Violences policières

“Mon fils est traumatisé” : des gendarmes cassent une côte à un ado de 13 ans

Dans la nuit du 8 au 9 avril, dans le Loiret, un adolescent de 13 ans a été interpellé et frappé par des gendarmes, pour non-respect du confinement. Le garçon a notamment eu une côte cassée, et sa famille a porté plainte.

jeudi 30 avril

Crédit photo : DENIS CHARLET / AFP

Les faits ont eu lieu à Châteauneuf-sur-Loire, dans le Loiret, dans la nuit du 8 au 9 avril comme le précise Le Parisien. Un adolescent de 13 ans était dans la rue, et, prenant peur en voyant les gendarmes, se met à courir. Lorsqu’ils le rattrapent, ils le plaquent au sol, le menotte et le rouent de coups.

Ils lui ont donné des coups de poing et des coups de genou”, témoigne le père du jeune garçon. Résultat : 5 jours d’ITT, notamment dûs à une côte cassée. “Il a fait le mur pour aller jouer à la Playstation chez un copain. Quand il a vu les gendarmes, il a eu peur de se faire punir et de se prendre une amende, il a mis sa capuche et s’est mis à courir.

Mon fils est traumatisé. L’amende pour non-confinement, il n’y a pas de problème, je la paierai. Il est sorti, il doit être puni, c’est normal.

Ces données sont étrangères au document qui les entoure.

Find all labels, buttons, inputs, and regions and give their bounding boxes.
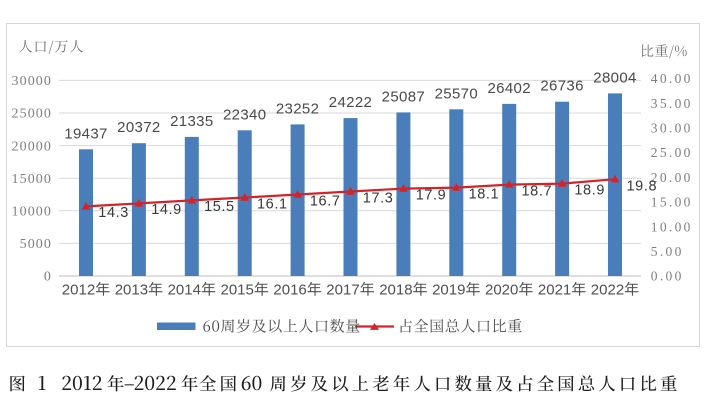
svg-text:18.1: 18.1 [469,186,500,202]
svg-text:5000: 5000 [20,237,52,252]
svg-text:2020: 2020 [485,282,518,299]
svg-text:0: 0 [44,270,52,285]
svg-text:2017: 2017 [326,282,359,299]
svg-text:10.00: 10.00 [651,219,693,234]
svg-text:2014: 2014 [168,282,201,299]
svg-text:17.3: 17.3 [363,190,394,206]
svg-text:25.00: 25.00 [651,145,693,160]
svg-text:10000: 10000 [12,205,53,220]
svg-text:15.00: 15.00 [651,195,693,210]
svg-text:15000: 15000 [12,172,53,187]
svg-text:30000: 30000 [12,74,53,89]
svg-text:2022: 2022 [591,282,624,299]
svg-text:26402: 26402 [487,80,530,97]
svg-text:28004: 28004 [593,69,636,86]
svg-text:15.5: 15.5 [204,199,235,215]
svg-text:2013: 2013 [115,282,148,299]
svg-text:2018: 2018 [379,282,412,299]
svg-text:14.3: 14.3 [98,205,129,221]
svg-text:22340: 22340 [223,106,266,123]
svg-text:30.00: 30.00 [651,121,693,136]
svg-text:23252: 23252 [276,100,319,117]
svg-text:16.1: 16.1 [257,196,288,212]
svg-text:2012: 2012 [62,282,95,299]
svg-text:25087: 25087 [382,88,425,105]
svg-text:0.00: 0.00 [651,269,684,284]
svg-text:24222: 24222 [329,94,372,111]
svg-text:2015: 2015 [221,282,254,299]
svg-text:18.7: 18.7 [521,183,552,199]
svg-text:21335: 21335 [170,113,213,130]
svg-text:5.00: 5.00 [651,244,684,259]
svg-text:20.00: 20.00 [651,170,693,185]
svg-text:2021: 2021 [538,282,571,299]
svg-text:20372: 20372 [117,119,160,136]
svg-text:19437: 19437 [64,125,107,142]
svg-text:16.7: 16.7 [310,193,341,209]
svg-text:19.8: 19.8 [627,178,658,194]
svg-text:17.9: 17.9 [416,187,447,203]
svg-text:35.00: 35.00 [651,96,693,111]
svg-text:20000: 20000 [12,139,53,154]
svg-text:26736: 26736 [540,78,583,95]
svg-text:40.00: 40.00 [651,71,693,86]
svg-text:25570: 25570 [435,85,478,102]
svg-text:2016: 2016 [273,282,306,299]
svg-text:14.9: 14.9 [151,202,182,218]
svg-text:2019: 2019 [432,282,465,299]
svg-text:25000: 25000 [12,107,53,122]
svg-text:18.9: 18.9 [574,182,605,198]
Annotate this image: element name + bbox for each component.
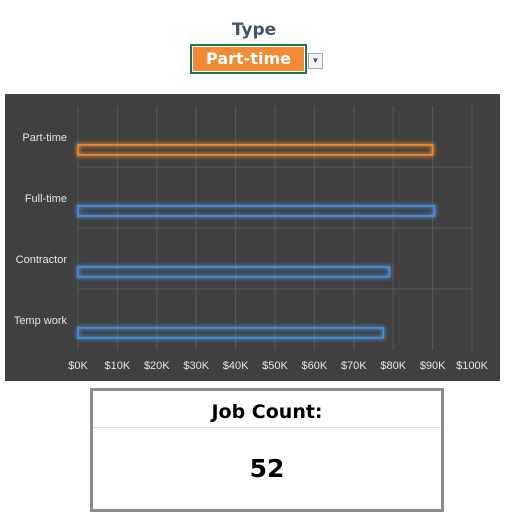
job-count-card: Job Count: 52 [90, 388, 444, 512]
filter-label: Type [231, 20, 277, 40]
bar-contractor[interactable] [77, 266, 391, 278]
category-label: Part-time [22, 132, 67, 144]
bar-temp-work[interactable] [77, 327, 385, 339]
category-label: Full-time [25, 193, 67, 205]
category-label: Contractor [16, 254, 68, 266]
job-count-value: 52 [249, 454, 285, 483]
type-filter-selected-value[interactable]: Part-time [190, 44, 307, 74]
x-tick-label: $0K [68, 360, 88, 372]
dropdown-arrow-icon[interactable]: ▼ [308, 53, 323, 69]
x-tick-label: $100K [456, 360, 488, 372]
x-tick-label: $70K [341, 360, 367, 372]
x-tick-label: $30K [183, 360, 209, 372]
bar-chart-svg: $0K $10K $20K $30K $40K $50K $60K $70K $80K $90K $… [14, 106, 489, 372]
x-tick-label: $80K [380, 360, 406, 372]
category-label: Temp work [14, 315, 68, 327]
job-count-divider [93, 427, 441, 428]
x-tick-label: $90K [420, 360, 446, 372]
x-tick-label: $50K [262, 360, 288, 372]
x-tick-label: $60K [302, 360, 328, 372]
bar-full-time[interactable] [77, 205, 436, 217]
job-count-label: Job Count: [211, 401, 323, 423]
bar-part-time[interactable] [77, 144, 434, 156]
x-tick-label: $20K [144, 360, 170, 372]
x-tick-label: $10K [105, 360, 131, 372]
x-tick-label: $40K [223, 360, 249, 372]
salary-by-type-chart: $0K $10K $20K $30K $40K $50K $60K $70K $80K $90K $… [5, 94, 500, 381]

Mais des gendarmes n’ont pas le droit de faire ça à un gamin, ça je ne lâcherai pas” explique son père, qui a déposé plainte pour violences aggravées sur mineur.

En ces temps d’épidémie, le déferlement de violences policières pour faire régner l’ordre d’un confinement autoritaire sert en réalité à masquer la gestion catastrophique de cette crise sanitaire, conséquence de l’absence de moyens dans les hôpitaux et la recherche due aux politiques néolibérales de casse du service public.